Congress can cancel or shorten any recess, even its mandated August break. And it has done so on several recent occasions, to respond to a major national crisis like Hurricane Katrina in 2005 or to pass an important legislative package like the Education Jobs and Medicaid Assistance Act, granting states $26 billion to pay Medicaid costs and teachers' salaries in 2010. On July 11, Senate Majority Leader Mitch McConnell announced he would cut this year's August recess for his chamber by two weeks to slam out healthcare reform.

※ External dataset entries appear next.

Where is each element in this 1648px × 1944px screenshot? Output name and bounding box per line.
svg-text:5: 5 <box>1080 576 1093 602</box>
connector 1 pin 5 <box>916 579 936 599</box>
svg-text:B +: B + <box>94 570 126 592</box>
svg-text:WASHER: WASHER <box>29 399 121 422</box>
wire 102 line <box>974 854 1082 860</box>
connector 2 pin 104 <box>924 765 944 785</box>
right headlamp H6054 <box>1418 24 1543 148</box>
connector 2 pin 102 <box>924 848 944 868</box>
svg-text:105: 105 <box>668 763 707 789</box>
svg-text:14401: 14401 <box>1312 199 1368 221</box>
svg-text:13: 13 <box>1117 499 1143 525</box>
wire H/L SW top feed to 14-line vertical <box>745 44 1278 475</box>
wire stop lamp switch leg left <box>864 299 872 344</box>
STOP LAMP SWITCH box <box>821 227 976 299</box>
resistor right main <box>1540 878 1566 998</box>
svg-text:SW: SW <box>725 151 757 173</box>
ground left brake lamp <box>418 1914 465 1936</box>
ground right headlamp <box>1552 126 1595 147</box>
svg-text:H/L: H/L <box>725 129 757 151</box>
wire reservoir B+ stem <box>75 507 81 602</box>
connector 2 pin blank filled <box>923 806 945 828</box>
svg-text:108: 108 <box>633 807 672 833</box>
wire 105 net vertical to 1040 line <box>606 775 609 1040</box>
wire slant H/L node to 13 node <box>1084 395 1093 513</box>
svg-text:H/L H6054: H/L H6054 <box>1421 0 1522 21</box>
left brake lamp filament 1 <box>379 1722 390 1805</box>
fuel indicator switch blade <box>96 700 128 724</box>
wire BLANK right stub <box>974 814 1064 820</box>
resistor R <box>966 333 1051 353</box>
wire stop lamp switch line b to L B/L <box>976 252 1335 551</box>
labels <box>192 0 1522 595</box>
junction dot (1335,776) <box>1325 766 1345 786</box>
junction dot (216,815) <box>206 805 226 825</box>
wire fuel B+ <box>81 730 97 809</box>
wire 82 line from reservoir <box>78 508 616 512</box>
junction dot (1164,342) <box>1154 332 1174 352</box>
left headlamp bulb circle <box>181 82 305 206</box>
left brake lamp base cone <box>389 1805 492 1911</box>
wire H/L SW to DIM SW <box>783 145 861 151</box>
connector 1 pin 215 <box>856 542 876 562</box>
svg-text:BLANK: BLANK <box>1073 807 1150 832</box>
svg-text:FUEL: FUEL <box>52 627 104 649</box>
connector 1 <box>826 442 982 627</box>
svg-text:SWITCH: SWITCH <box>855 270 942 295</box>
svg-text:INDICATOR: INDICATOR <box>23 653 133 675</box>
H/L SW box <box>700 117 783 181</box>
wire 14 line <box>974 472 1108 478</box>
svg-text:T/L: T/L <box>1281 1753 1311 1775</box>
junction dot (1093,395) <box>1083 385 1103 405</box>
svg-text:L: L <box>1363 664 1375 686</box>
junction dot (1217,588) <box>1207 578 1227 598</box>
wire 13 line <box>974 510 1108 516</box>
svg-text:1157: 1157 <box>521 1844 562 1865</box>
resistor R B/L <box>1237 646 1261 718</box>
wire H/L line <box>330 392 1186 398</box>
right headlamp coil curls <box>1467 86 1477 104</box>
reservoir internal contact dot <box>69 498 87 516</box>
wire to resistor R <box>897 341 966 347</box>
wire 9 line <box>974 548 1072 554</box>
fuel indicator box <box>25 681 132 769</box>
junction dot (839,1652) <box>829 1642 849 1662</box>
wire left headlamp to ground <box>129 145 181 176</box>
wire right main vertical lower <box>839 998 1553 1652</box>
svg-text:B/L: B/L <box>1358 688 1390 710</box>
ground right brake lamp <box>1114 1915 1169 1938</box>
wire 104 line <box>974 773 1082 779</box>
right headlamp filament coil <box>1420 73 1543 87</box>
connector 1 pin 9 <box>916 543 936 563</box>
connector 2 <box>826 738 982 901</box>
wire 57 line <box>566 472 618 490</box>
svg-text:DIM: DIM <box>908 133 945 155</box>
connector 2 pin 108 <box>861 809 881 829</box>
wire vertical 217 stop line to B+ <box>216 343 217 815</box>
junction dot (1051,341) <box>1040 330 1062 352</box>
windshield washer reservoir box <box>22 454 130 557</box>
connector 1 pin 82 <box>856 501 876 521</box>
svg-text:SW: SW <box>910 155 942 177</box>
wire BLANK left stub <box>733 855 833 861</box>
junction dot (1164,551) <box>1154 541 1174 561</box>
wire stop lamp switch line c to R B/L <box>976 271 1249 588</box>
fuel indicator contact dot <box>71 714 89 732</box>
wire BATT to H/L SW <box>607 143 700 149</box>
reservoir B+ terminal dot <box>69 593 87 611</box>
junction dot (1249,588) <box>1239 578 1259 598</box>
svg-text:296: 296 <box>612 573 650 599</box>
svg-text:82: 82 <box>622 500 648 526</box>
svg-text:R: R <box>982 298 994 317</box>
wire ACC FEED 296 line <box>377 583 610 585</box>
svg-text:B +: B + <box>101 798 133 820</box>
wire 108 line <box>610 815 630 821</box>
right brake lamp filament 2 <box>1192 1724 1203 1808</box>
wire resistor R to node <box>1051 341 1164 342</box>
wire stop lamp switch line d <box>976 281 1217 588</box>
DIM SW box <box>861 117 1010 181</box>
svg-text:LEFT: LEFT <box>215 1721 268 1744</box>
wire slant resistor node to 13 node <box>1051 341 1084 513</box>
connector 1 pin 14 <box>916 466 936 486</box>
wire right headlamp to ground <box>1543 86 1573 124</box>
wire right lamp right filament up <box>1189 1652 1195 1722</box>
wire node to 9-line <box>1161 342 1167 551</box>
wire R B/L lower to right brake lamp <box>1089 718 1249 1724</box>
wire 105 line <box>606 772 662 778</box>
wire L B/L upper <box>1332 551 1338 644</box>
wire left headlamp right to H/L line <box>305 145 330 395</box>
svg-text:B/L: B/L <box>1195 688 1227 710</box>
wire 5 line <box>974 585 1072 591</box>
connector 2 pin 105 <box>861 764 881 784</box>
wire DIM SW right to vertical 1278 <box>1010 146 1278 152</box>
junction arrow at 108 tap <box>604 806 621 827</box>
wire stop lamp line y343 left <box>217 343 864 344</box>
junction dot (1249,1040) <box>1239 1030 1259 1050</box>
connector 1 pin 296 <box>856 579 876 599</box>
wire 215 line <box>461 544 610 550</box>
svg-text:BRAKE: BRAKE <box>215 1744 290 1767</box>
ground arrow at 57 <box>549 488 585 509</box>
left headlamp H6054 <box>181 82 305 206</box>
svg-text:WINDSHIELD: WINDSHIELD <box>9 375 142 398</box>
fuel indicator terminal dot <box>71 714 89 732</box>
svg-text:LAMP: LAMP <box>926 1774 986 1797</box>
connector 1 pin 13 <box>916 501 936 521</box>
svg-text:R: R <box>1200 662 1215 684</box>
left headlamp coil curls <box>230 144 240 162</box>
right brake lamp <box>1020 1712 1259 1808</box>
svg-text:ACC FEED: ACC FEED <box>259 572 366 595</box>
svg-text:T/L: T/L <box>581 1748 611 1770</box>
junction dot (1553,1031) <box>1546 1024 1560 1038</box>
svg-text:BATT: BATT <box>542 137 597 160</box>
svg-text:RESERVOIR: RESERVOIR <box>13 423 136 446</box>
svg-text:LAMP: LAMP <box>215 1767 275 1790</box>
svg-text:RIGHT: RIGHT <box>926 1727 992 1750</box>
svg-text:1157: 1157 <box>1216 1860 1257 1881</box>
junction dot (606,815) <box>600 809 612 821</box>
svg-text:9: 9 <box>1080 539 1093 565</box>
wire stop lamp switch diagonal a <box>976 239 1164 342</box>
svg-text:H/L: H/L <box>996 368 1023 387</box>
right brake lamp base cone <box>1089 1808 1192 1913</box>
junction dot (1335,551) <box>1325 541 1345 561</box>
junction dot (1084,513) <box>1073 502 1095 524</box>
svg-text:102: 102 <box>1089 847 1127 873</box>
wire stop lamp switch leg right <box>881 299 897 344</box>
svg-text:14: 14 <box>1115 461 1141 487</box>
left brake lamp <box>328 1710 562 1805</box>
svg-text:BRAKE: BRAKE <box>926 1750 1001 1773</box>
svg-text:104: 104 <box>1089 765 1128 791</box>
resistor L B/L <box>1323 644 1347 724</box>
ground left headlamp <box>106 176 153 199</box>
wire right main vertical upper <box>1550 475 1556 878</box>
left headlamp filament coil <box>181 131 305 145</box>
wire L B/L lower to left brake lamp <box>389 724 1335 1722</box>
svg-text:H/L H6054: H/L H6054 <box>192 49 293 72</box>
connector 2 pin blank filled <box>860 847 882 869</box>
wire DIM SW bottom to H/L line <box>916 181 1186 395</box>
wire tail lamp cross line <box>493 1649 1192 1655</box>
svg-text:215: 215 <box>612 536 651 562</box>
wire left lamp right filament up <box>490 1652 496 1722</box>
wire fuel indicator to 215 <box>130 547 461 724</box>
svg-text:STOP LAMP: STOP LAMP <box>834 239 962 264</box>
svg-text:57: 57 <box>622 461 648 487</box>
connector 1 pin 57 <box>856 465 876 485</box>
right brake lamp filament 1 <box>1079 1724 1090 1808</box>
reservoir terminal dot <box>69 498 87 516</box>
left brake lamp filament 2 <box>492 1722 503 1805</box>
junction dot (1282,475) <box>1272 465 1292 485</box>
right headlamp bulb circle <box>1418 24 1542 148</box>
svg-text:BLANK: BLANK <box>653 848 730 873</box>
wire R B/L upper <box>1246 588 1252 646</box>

But after the Republican healthcare plan fell apart in late July he started the recess only a few days late, even though some Republicans had things they wanted to work on.

Given how many Republicans have skipped town halls this year to avoid confrontations with protesters, and all the other stalled agenda items the GOP could have moved on this month, some might call this summer break particularly unearned and unwarranted. And this is a really dysfunctional Congress , even by the low standards of the modern era, which might need even more legislative days to get things done. But that doesn't mean that recesses are the problem. This Congress is the problem.